For a variety of reasons, it’s not always safe or prudent to speak directly and openly about the issues at hand, especially in the workplace where chain of command and politics are in play. I decided I was going to take it underground, inviting a select few of my colleagues to join me in modeling the kind of workplace culture we wanted, with the goal of effecting systemic change. We were going to do the behaviors we wanted to see, treat others how we wanted to be treated, keep it on the level. Taking for granted that negativity must be fed to flourish, my plan was to starve it, until the people involved became their own toxic little islands, eventually desperate to join us on the shimmering shores of fellowship and positivity. And would we send lifeboats? Of course we would! Inclusion, consistency and repetition were to be the keys to the success of the movement.
I started on an individual level. The time was exactly right, several people who were one half of the negative cesspool dyads having moved on, fresh newcomers in their places. I chose a few new people, a few negative people, and at least two people from each department of the office. To the negative people, and the not-new alike, I asked if we could agree that the office culture sucked and nothing was working. Oh absolutely! Then I told them I was proposing an initiative to change the vibe, and invited them to a happy hour to discuss. I invited the new people, telling them that I was starting an initiative to boost morale (because it’s just not fair to scare the new people, and that’s something I’ve done previously and regret). By the time happy hour rolled around, everyone’s curiosity was piqued, and that night, over pretzel fondue and drinks (coffee for me), The Initiative was born.

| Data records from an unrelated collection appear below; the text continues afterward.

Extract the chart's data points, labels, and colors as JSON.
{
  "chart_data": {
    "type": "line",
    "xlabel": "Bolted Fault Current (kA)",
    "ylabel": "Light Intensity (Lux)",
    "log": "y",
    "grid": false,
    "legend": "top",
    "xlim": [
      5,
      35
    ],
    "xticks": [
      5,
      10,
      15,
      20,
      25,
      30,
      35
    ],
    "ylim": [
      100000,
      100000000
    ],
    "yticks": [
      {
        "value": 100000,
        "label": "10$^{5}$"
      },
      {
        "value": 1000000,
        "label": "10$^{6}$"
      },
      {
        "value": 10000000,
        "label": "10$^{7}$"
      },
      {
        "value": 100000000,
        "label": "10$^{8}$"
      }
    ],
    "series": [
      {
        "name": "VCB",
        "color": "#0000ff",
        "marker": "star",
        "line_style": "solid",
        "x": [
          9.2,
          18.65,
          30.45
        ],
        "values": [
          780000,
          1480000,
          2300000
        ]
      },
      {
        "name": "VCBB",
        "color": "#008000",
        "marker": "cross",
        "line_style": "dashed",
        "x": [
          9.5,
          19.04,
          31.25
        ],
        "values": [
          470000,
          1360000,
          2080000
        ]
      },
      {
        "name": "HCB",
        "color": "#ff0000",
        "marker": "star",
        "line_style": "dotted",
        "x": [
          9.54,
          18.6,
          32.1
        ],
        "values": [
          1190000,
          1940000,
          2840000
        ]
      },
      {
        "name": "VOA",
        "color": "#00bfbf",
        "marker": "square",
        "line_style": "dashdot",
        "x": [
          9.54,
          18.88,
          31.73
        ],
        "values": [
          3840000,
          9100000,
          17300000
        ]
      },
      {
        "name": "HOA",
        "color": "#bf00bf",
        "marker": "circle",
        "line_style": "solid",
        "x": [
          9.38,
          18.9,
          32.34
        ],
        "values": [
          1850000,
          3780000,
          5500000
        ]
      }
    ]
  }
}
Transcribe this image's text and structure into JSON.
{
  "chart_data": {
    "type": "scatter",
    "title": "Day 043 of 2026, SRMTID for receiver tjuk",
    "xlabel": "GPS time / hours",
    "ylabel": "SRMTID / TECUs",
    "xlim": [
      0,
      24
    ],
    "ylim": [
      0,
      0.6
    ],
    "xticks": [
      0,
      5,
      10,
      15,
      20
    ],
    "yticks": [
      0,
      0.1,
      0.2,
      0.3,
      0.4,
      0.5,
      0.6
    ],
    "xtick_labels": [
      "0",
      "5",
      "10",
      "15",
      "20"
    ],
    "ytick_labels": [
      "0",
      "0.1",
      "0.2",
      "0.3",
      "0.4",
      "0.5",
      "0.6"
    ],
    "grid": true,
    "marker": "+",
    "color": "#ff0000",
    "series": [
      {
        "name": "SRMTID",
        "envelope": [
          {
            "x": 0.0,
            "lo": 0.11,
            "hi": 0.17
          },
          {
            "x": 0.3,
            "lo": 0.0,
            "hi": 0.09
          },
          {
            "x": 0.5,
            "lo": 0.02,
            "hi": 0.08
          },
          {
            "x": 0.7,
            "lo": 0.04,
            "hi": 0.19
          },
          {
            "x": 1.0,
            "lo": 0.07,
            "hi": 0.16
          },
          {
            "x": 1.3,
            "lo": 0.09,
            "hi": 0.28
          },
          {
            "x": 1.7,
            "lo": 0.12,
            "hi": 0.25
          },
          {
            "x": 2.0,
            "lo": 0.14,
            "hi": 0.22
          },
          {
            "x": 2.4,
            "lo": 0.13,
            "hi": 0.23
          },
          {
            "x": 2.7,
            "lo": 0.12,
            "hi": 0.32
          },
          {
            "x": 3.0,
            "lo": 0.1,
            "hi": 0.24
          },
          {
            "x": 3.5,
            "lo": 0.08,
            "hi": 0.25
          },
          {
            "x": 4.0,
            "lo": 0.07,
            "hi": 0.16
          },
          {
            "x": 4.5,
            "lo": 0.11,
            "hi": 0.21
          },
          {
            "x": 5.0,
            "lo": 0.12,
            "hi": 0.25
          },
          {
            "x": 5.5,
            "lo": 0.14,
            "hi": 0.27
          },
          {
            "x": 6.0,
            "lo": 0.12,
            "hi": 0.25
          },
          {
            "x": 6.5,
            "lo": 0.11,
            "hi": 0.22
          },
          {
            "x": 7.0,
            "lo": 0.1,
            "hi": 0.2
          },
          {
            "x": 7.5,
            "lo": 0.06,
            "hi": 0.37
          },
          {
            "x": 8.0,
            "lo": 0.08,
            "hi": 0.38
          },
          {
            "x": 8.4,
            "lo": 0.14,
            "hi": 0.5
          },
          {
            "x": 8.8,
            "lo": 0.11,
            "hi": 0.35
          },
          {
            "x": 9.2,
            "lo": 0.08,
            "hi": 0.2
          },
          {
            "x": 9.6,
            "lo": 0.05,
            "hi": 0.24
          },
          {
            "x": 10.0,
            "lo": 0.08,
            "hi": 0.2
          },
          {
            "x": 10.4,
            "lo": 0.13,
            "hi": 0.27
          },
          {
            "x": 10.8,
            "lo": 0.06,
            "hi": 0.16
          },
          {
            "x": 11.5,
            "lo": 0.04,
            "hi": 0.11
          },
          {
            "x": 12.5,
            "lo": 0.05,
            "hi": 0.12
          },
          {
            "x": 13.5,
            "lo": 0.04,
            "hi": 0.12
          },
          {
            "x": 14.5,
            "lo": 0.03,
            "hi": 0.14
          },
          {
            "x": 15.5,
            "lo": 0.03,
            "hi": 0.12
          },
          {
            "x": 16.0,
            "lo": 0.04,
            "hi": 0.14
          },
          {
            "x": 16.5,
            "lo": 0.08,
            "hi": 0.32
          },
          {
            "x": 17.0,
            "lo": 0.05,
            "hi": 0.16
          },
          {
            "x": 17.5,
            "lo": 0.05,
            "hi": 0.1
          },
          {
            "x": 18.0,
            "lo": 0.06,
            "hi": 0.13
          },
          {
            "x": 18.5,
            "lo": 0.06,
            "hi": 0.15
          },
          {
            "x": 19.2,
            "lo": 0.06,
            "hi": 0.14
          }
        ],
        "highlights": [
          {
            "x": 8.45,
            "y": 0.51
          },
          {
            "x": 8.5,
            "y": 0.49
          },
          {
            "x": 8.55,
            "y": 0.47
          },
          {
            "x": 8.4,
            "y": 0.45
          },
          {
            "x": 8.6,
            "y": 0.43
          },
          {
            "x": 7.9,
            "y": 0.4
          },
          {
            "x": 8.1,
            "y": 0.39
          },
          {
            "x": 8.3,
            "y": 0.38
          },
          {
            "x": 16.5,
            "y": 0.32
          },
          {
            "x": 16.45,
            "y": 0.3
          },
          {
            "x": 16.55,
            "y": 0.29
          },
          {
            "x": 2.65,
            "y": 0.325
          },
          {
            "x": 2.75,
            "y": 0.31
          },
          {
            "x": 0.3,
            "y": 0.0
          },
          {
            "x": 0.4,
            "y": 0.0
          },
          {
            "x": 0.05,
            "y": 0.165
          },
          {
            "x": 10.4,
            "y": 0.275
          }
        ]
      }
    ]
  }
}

Now let me cut in here and tell you I have tried this kind of thing before and failed miserably. Like in a fallen-flat-on-my-face-and-caused-suspicion sort of way. Years ago I was hired at a large institution that had just undergone a major reorganization with a new, radically-thinking, unorthodox VP. Many of the staff had been in their roles for over a decade, some closer to two decades. They did not want change, they did not like change and they were determined to dig in their heels in protest. Management hired me because they saw the counseling psychology degree and thought, “oooh, interpersonal abilities, she can do therapy on everyone and get them in line!”, which they essentially told me in the interview. I didn’t run screaming because I was young, dumb and they were offering a lot of money. I showed up, ready to tackle the challenges and lead the wave of positive change and was met with a group of stone-faced, angry, close-to-retirement-don’t-fuck-with-my-comfort colleagues. I tried tapping my younger colleagues, asking if they wanted to band together and embrace the changes, safety in numbers and youthful energy and all that. Absolutely not. And how dare I try to split the staff that way, and assume they weren’t on the same side as the old-timers? Six weeks later, the manager who had hired me was fired, and I was adrift, my single supporter shown the door for his ineffectual methods. I stayed for more than two years, eventually allowing myself to be sucked into the sexy negativity and bitterness, running with the office mean girls, until I couldn’t take it anymore and got myself out of there.